More support has been added for state spaces whose distance functions aren't metrics. Virtual methods were implemented in StateSpace in order for clients (such as planners) to query whether they're working in a StateSpace with a) a symmetric distance function, b) a distance metric, or c) a symmetric interpolate() function. RRT* has been updated to perform correctly in these non-metric spaces (for instance, doing the near-neighbors routines in both directions).
The notion of a cost associated with an OptimizationObjective has been generalized from the previous assumption of all costs being floating-point values. Cost is now a class associated with an OptimizationObjective in a very similar way to how State is associated with StateSpace (care was taken to have analogous functionality between the two ideas). TRRT has its own specific OptimizationObjective that's based on this now). The idea for this is to allow for more sophisticated optimization measures such as maximizing minimum clearance over a path, or even combining multiple objectives. The RRTstar planner has been updated to handle this new implementation of Cost with nearly no hits to performance. Also, some serious flaws in the RRTstar implementation currently in OMPL were fixed.
OptimizationObjective hierarchy has been moved around a bit to reflect some discussion on the prior version of this pull req. OptimizationObjective is now assumed to be accumulative, and has a getStateCost() method which reflects evaluating a cost map defined on the state space. It has a child PathIntegralOptimizationObjective, whose default functionality is to optimize path length. Mechanical work optimization is also included. (mini-update: added helper method to PathIntegralOptimizationObjective and removed redundant check for StateValidityChecker in BallTreeRRTstar)
As always, I'm very happy to discuss any possible changes to this API to allow easier use and more expressivity.
This is awesome Luis! I think we can merge this as soon as 1 & 3 get resolved. Thank you for your contribution!
If you have any test code or data to evaluate performance loss with respect to the previous implementation, that would be useful. I really appreciate the consistency in style with the rest of OMPL.
This is fantastic work!
I ran an extremely unscientific test to compare the performance of the previous RRT* implementation and the new one with the generalized cost. I timed how long each version of the planner took to run 50,000 planning iterations.
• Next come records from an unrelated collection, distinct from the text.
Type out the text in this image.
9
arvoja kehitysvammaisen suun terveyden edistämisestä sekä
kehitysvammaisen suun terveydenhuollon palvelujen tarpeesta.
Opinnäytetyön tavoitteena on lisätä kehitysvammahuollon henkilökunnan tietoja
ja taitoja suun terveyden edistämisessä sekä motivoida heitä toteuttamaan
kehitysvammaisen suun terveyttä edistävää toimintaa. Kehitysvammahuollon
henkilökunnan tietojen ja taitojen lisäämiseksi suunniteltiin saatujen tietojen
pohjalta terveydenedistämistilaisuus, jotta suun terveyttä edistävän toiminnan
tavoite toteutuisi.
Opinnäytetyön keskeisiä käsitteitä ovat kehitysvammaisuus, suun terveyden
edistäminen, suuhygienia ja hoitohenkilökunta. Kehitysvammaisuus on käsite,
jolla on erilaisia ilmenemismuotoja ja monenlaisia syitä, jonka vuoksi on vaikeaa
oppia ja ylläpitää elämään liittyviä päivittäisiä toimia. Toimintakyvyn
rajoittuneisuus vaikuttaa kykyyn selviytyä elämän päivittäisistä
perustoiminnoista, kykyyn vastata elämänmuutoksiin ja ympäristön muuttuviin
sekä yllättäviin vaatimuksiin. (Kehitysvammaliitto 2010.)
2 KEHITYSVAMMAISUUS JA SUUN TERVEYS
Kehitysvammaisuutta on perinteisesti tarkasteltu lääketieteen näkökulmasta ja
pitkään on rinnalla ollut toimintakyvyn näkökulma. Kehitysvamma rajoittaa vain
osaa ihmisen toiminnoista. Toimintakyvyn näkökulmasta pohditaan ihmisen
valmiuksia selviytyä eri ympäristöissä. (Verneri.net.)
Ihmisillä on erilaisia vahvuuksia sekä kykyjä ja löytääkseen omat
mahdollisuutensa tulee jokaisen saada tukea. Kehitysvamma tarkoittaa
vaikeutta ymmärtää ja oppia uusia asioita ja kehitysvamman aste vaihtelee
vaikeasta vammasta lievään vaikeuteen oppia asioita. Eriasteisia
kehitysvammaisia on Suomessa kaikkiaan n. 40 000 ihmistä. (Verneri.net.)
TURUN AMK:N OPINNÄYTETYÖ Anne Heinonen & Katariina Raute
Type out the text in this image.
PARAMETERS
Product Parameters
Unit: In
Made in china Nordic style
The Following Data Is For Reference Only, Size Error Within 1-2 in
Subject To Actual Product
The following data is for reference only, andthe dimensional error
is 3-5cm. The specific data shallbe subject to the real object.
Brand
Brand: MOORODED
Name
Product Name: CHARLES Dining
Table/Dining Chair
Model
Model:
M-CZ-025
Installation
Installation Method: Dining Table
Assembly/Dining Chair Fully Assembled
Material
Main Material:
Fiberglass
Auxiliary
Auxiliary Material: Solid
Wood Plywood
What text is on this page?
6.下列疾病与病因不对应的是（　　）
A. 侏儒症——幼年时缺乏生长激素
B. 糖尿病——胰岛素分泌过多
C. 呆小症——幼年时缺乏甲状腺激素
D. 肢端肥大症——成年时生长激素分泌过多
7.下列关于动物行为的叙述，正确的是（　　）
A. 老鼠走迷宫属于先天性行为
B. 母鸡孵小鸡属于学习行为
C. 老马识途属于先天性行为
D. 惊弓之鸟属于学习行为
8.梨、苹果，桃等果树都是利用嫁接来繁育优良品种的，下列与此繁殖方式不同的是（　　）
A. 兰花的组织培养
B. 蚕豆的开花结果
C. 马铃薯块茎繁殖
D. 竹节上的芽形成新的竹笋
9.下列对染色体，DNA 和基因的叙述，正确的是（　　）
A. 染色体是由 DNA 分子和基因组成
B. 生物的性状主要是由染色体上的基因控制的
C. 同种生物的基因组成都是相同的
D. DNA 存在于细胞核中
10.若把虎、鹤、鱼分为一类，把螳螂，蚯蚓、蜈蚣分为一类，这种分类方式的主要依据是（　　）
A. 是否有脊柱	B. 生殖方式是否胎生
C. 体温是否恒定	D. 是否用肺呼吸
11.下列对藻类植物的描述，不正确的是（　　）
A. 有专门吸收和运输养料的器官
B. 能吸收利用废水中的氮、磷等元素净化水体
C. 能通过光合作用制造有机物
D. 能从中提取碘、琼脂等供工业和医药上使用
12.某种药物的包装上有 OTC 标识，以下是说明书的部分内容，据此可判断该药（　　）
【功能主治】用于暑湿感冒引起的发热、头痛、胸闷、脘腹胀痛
Averaged over 10 trials, the previous implementation took (4.83 +/- 0.088) seconds, and the new one took (5.42 +/- 0.12) seconds, which makes a performance hit of 12%. I'll note that the planners were run on a 2D point robot, so in more realistic problems the collision detection will likely overshadow the performance hit. That said, I'll still look into any other ways I can optimize cost computation.
However, the generalized cost framework opens up some neat possibilities! Let me show you some of the neat cost metrics RRT* can now optimize without any change to the planner itself. This first picture shows a path found which optimizes only path length:
Then, here's a path which tries to maximize the minimum clearance of the path (note that, besides the point of minimum clearance, the rest of the path is unconstrained):
And finally, here's a path which prioritizes maximizing minimum clearance of the path, while otherwise optimizing path length. This was very easy to do with the generalized cost framework:
This looks great! I think the performance penalty is acceptable. Mark, what do you think?
As far as I am concerned, the only major thing we need to address is the changes to the MotionValidator. I'd like the code that used to be there (in TRRT, for this pull req) for computing costs for a path to be accessible to other planners. Perhaps in SpaceInformation? And we would pass the objective as a const& argument? (It does not really make sense to make SpaceInformation keep an OptimizationObjectivePtr). Also, functions like the average cost of a state could be made part of the OptimizationObjective base class.
If remove cost() from StateValidityChecker, it makes sense to remove cost computation from the MotionValidator as well, but I think we still need to have it somewhere in base/;
I think the additional flexibility of the generalized cost optimization is worth a 12% performance hit. I see you have removed quite a few things from code in ompl::base. Are both of you sure we don't lose any functionality with these changes? Also, do we still need the isSymmetricDistance member function now that I have added the method isMetricSpace to StateSpace?
The pictures look very cool. I am very eager to get this code merged into the OMPL repo. We should pull into a separate branch first, do some more testing, and then merge with default.
Thanks for the feedback, Mark! My reasoning for leaving in isSymmetricDistance was for cases like DubinsStateSpace: if the user elects to enable symmetric distance in the DubinsStateSpace, it's still not a metric because the triangle inequality does not hold. Distinguishing symmetric spaces and metric spaces could be useful in cases where planners like RRT* can still make use of the symmetry of the space, but we need to ensure that GNAT doesn't get used for nearest neighbors because the space doesn't define a metric distance.
I do admit it's a bit of a stretch, though; do you think this use-case is worth having the extra symmetry methods in StateSpace?
Alright, things look good to me. I would still like to check out the code and run some tests (but the earliest I will have time is maybe at the weekend), but if Luis and Mark/Ryan also give a +1, we can merge. I recommend merging into a branch of the ompl repo first, test things thoroughly, make sure omplapp still works (propagate updates if needed), and then merge to default.